Despite OpenAI’s effort to address concerns around academic cheating, ChatGPT itself will help you get around the company’s new AI detection technology.
When OpenAI announced its new AI-detection tool Tuesday, the company suggested that it could help deter academic cheating by using its own wildly popular AI chatbot, ChatGPT.
The OpenAI tool struggled to identify text generated by ChatGPT. It especially struggled when ChatGPT was asked to write in a way that would avoid AI detection.
The detection tool, which OpenAI calls its AI Text Classifier, analyzes texts and then gives it one of five grades: “very unlikely, unlikely, unclear if it is, possibly, or likely AI-generated.” The company said the tool would provide a “likely AI-generated” grade to AI-written text 26% of the time.
The tool arrives as the sudden popularity of ChatGPT has brought fresh attention to the issue of how advanced text generation tools can pose a problem for educators. Some teachers said the detector’s hit-or-miss accuracy and lack of certainty could create difficulties when approaching students about possible academic dishonesty.
“It could give me sort of degrees of certainty, and I like that,” Brett Vogelsinger, a ninth grade English teacher at Holicong Middle School in Doylestown, Pennsylvania, said. “But then I’m also trying to picture myself coming to a student with a conversation about that.”
Vogelsinger said he had difficulty envisioning himself confronting a student if a tool told him something had likely been generated by AI.
“It’s more suspicion than it is certainty even with the tool,” he said.
Ian Miers, an assistant professor of computer science at the University of Maryland, called the AI Text Classifier “a sort of black box that nobody in the disciplinary process entirely understands.” He expressed concern over the use of the tool to catch cheating and cautioned educators to consider the program’s accuracy and false positive rate.
“It can’t give you evidence. You can’t cross examine it,” Miers said. “And so it’s not clear how you’re supposed to evaluate that.”
ChatGPT’s responses to the questions were then run through OpenAI’s new AI detection tool.
In the tests, none of the responses created by ChatGPT when instructed to avoid AI detection were graded as “likely AI-generated.” Some of that text was highly stylized, suggesting that AI had processed the request to attempt to evade AI detection, and the students could potentially ask the same of ChatGPT when cheating.
When asked about the chat platform Discord, for example, ChatGPT returned text with words cut short, as if they were spoken in colloquial English. The adjustment in language style was a departure from responses normally returned by the AI tool, suggesting that it was attempting to adjust the responses to address the request that it avoid AI detection.

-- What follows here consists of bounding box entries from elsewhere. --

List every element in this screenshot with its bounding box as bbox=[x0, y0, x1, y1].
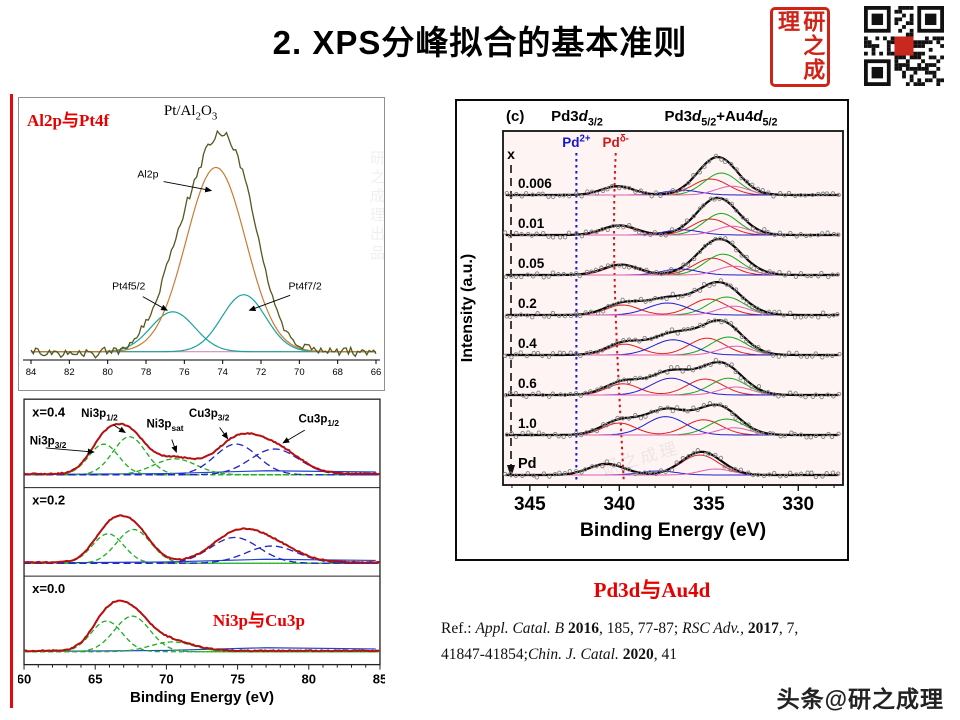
svg-text:80: 80 bbox=[102, 367, 113, 378]
svg-text:335: 335 bbox=[693, 494, 725, 515]
svg-text:330: 330 bbox=[782, 494, 814, 515]
chart-pd3d-panel: (c) Pd3d3/2 Pd3d5/2+Au4d5/2 Intensity (a.u.… bbox=[455, 99, 849, 561]
svg-text:0.01: 0.01 bbox=[518, 216, 545, 231]
reference-line-2: 41847-41854;Chin. J. Catal. 2020, 41 bbox=[441, 646, 677, 664]
al2p-pt4f-label: Al2p与Pt4f bbox=[27, 111, 110, 130]
svg-text:60: 60 bbox=[18, 672, 31, 687]
svg-text:Cu3p1/2: Cu3p1/2 bbox=[299, 414, 340, 428]
svg-text:Ni3p1/2: Ni3p1/2 bbox=[81, 408, 118, 422]
svg-text:66: 66 bbox=[371, 367, 382, 378]
svg-text:x=0.2: x=0.2 bbox=[32, 493, 65, 508]
svg-text:Pt/Al2O3: Pt/Al2O3 bbox=[164, 103, 217, 123]
svg-text:x: x bbox=[507, 146, 515, 162]
svg-text:Pt4f7/2: Pt4f7/2 bbox=[288, 280, 321, 292]
svg-text:1.0: 1.0 bbox=[518, 416, 537, 431]
svg-text:0.006: 0.006 bbox=[518, 176, 552, 191]
svg-text:65: 65 bbox=[88, 672, 103, 687]
svg-text:Ni3psat: Ni3psat bbox=[146, 419, 183, 433]
svg-text:Binding Energy (eV): Binding Energy (eV) bbox=[130, 689, 274, 706]
svg-text:Pt4f5/2: Pt4f5/2 bbox=[112, 280, 145, 292]
svg-text:0.4: 0.4 bbox=[518, 336, 537, 351]
svg-text:76: 76 bbox=[179, 367, 190, 378]
svg-text:0.2: 0.2 bbox=[518, 296, 537, 311]
ni-cu-chart: 60 65 70 75 80 85 Binding Energy (eV) x=0.4 Ni3p… bbox=[18, 398, 385, 706]
svg-text:Binding Energy (eV): Binding Energy (eV) bbox=[580, 519, 766, 541]
svg-text:Intensity (a.u.): Intensity (a.u.) bbox=[459, 254, 476, 362]
chart-ni-cu-panel: 60 65 70 75 80 85 Binding Energy (eV) x=0.4 Ni3p… bbox=[18, 396, 385, 706]
svg-text:Al2p: Al2p bbox=[137, 168, 158, 180]
pd3d-chart: (c) Pd3d3/2 Pd3d5/2+Au4d5/2 Intensity (a.u.… bbox=[459, 108, 844, 541]
svg-text:0.05: 0.05 bbox=[518, 256, 545, 271]
svg-text:Pd2+: Pd2+ bbox=[562, 133, 591, 150]
svg-text:80: 80 bbox=[302, 672, 317, 687]
watermark: 头条@研之成理 bbox=[776, 686, 944, 712]
qr-code bbox=[864, 6, 944, 86]
chart-pt-al2o3-panel: 84 82 80 78 76 74 72 70 68 66 Pt/Al2O3 Al2p Pt4f5/2 P… bbox=[18, 97, 385, 391]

ChatGPT did not produce such stylized text without prompts for it to evade detection.
“Discord is a chattin’ platform that’s quite the talk of the town these days. It’s like a blend of instant messagin’, voice calls, and forum-style discussions all in one,” ChatGPT wrote.
OpenAI’s detection said it was “unclear” if the text was AI-generated.
It did appear that OpenAI had made some efforts to guard against users who ask it to track detection efforts.
“I’m sorry, but it’s not ethical to engage in deceptive practices or create false information, even if it’s to avoid AI detection,” ChatGPT wrote in response to a question that asked the AI to avoid AI detection.
For teachers, the test is yet another example of how students and technology might evolve as new cheating detection is deployed.
“The way that the AI writing tool gets better is it gets more human — it just sounds more human — and I think it’s going to figure that out, how to sound more and more human,” said Todd Finley, an associate professor of English education at East Carolina University in North Carolina. “And it seems to be that that’s also going to make it more difficult to spot, I think even for a tool.”
For now, educators said they would rely on a combination of their own instincts and detection tools if they suspect a student is not being honest about a piece of writing.
“We can’t see them as a fix that you just pay for and then you’re done,” Anna Mills, writing instructor at the College of Marin in California, said of detector tools. “I think we need to develop a comprehensive policy and vision that’s much more informed by an understanding of the limits of those tools and the nature of the AI.”